Consider an ARM (cheaper) 1GB lambda provisioned for one day in us-west-2 (Oregon)
$0.0000033334 for every GB-second x 60 x 60 x 24
= 0.0000033334 x 86400
= USD $0.288 per day
= USD $105.12 per year
Plus execution time costings for actual invocation.
Keeping a lambda SnapStart image hot with a timer
Adjust your deployment by creating a CloudWatch event to invoke your lambda once a day. This tutorial, while focusing on Javascript, is applicable for the CloudWatch setup to invoke the Java lambda.
Note the response can be ignored, we are simply invoking so that the image remains hot. An example AWS cost of for an ARM (cheaper) 1GB lambda provisioned in us-west-2 (Oregon) with a 250ms execution time:
$0.0000000133 for every GB ms x 250
= USD $0.0000033250 per day
= USD $0.00123 per year
This may also be within the “free tier” for lambda invocations depending on your site traffic.
For an example using Java CDK: See our OSS example here.
“Tying” Lambda images together
In our scenario, we have a User Group Calculation lambda that is called at the session start for all logged in users that has a similar library and construction to the New User Onboarding. Given the volume of the User Group Calculation the image never becomes stale.
We adjust our deployment configuration so that the entry points for the User Group Calculation and the New User Onboarding point to the same Lambda image. That lambda implementation switches between the two functions based on the request event structure.

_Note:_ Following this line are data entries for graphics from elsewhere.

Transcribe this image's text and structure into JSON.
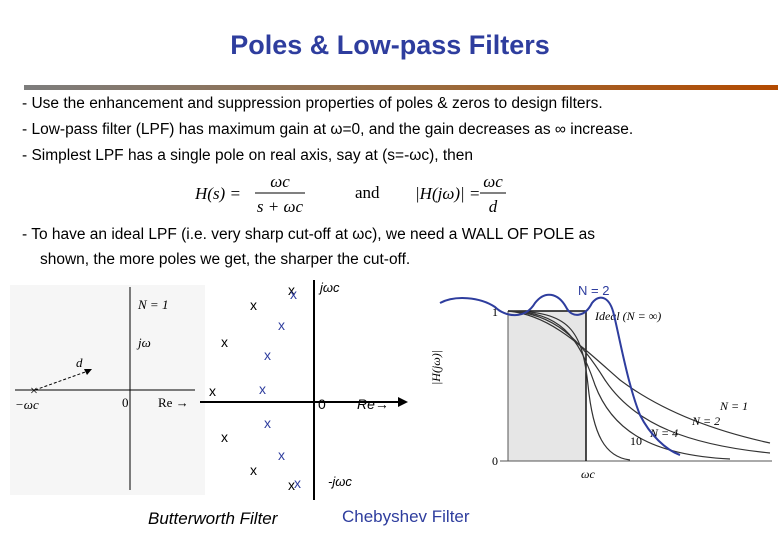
{
  "slide": {
    "title": "Poles & Low-pass Filters",
    "bullets": [
      "- Use the enhancement and suppression properties of poles & zeros to design filters.",
      "- Low-pass filter (LPF) has maximum gain at ω=0, and the gain decreases as ∞ increase.",
      "- Simplest LPF has a single pole on real axis, say at (s=-ωc), then"
    ],
    "bullet4_line1": "- To have an ideal LPF (i.e. very sharp cut-off at ωc), we need a WALL OF POLE as",
    "bullet4_line2": "shown, the more poles we get, the sharper the cut-off."
  },
  "formula": {
    "lhs": "H(s) =",
    "num": "ωc",
    "den": "s + ωc",
    "and": "and",
    "lhs2": "|H(jω)| =",
    "num2": "ωc",
    "den2": "d"
  },
  "splane": {
    "n_label": "N = 1",
    "jw": "jω",
    "d": "d",
    "re": "Re →",
    "zero": "0",
    "minus_wc": "−ωc"
  },
  "poles": {
    "jwc": "jωc",
    "neg_jwc": "-jωc",
    "zero": "0",
    "re": "Re→"
  },
  "butterworth_caption": "Butterworth Filter",
  "chebyshev_caption": "Chebyshev Filter",
  "response": {
    "n2_label": "N = 2",
    "ideal": "Ideal (N = ∞)",
    "ylabel": "|H(jω)|",
    "one": "1",
    "zero": "0",
    "wc": "ωc",
    "curves": [
      "N = 1",
      "N = 2",
      "N = 4",
      "10"
    ]
  },
  "colors": {
    "title": "#2e3d9e",
    "chebyshev": "#2e3d9e"
  }
}
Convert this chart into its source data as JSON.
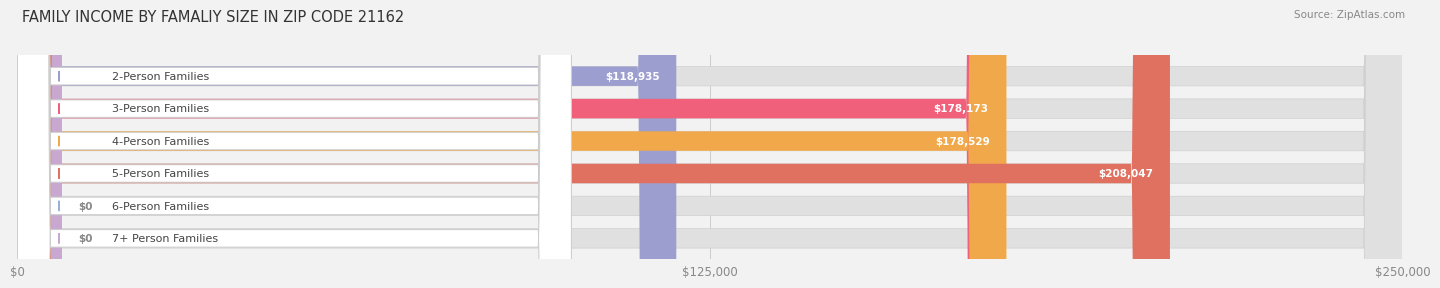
{
  "title": "FAMILY INCOME BY FAMALIY SIZE IN ZIP CODE 21162",
  "source": "Source: ZipAtlas.com",
  "categories": [
    "2-Person Families",
    "3-Person Families",
    "4-Person Families",
    "5-Person Families",
    "6-Person Families",
    "7+ Person Families"
  ],
  "values": [
    118935,
    178173,
    178529,
    208047,
    0,
    0
  ],
  "bar_colors": [
    "#9b9ece",
    "#f0607a",
    "#f0a84a",
    "#e07060",
    "#9ab0d8",
    "#c8a8d0"
  ],
  "value_labels": [
    "$118,935",
    "$178,173",
    "$178,529",
    "$208,047",
    "$0",
    "$0"
  ],
  "xlim": [
    0,
    250000
  ],
  "xtick_values": [
    0,
    125000,
    250000
  ],
  "xtick_labels": [
    "$0",
    "$125,000",
    "$250,000"
  ],
  "bg_color": "#f2f2f2",
  "title_fontsize": 10.5,
  "label_fontsize": 8.0,
  "value_fontsize": 7.5,
  "source_fontsize": 7.5
}
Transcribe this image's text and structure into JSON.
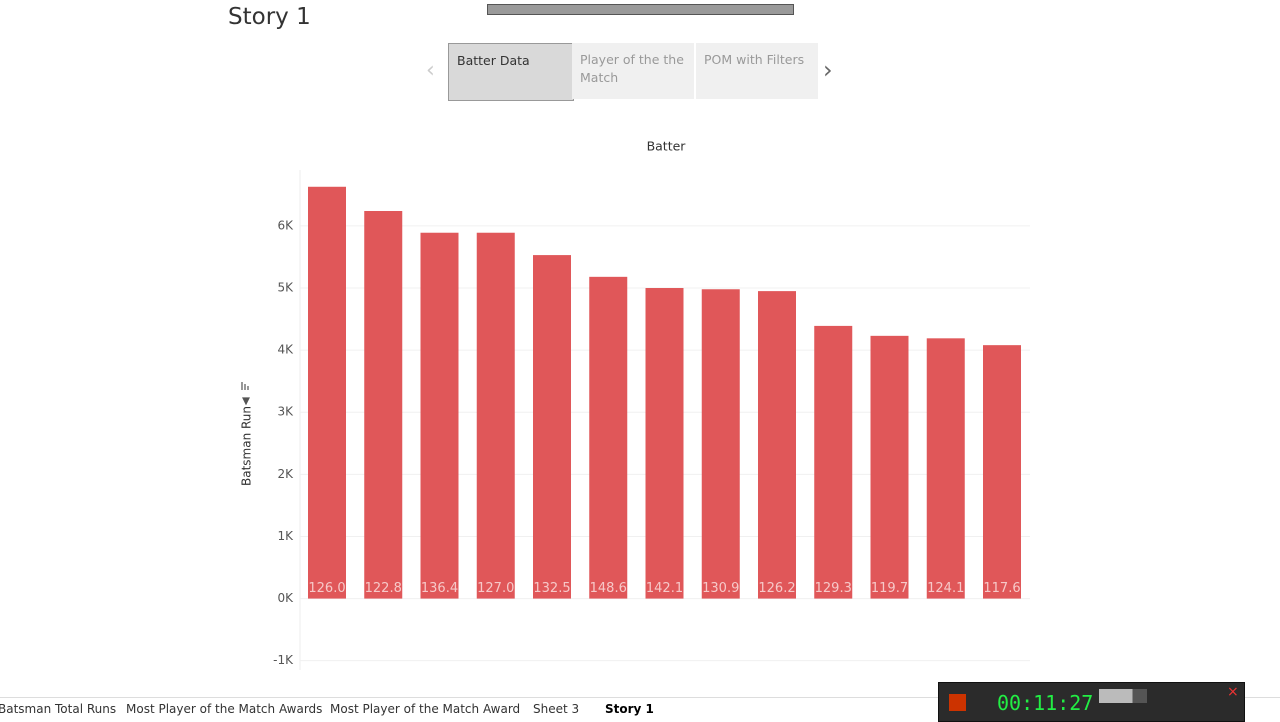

At the cost of moving routing into the implementation, we have tied the high volume and low volume calls so that the share image never becomes stale.
Replacing Java SnapStart lambda implementation
Another option is to replace the low volume Java lambda with interpreted code that will not suffer from the SnapStart image staleness. A Javascript lambda would be lighter weight, and if the lambda code is not too complex it could be crafted without middle wares to speed lambda time.
However this introduces more of a polyglot language approach, which we wanted to avoid as we have a lot of in house libraries that speed our Java development.
Conclusion
For our start-up software we decided to use the day timer as the AWS cost was trivial and we could apply a standard approach into our CDK module for lambda deployment.
Beware low volume lambdas and SnapStart.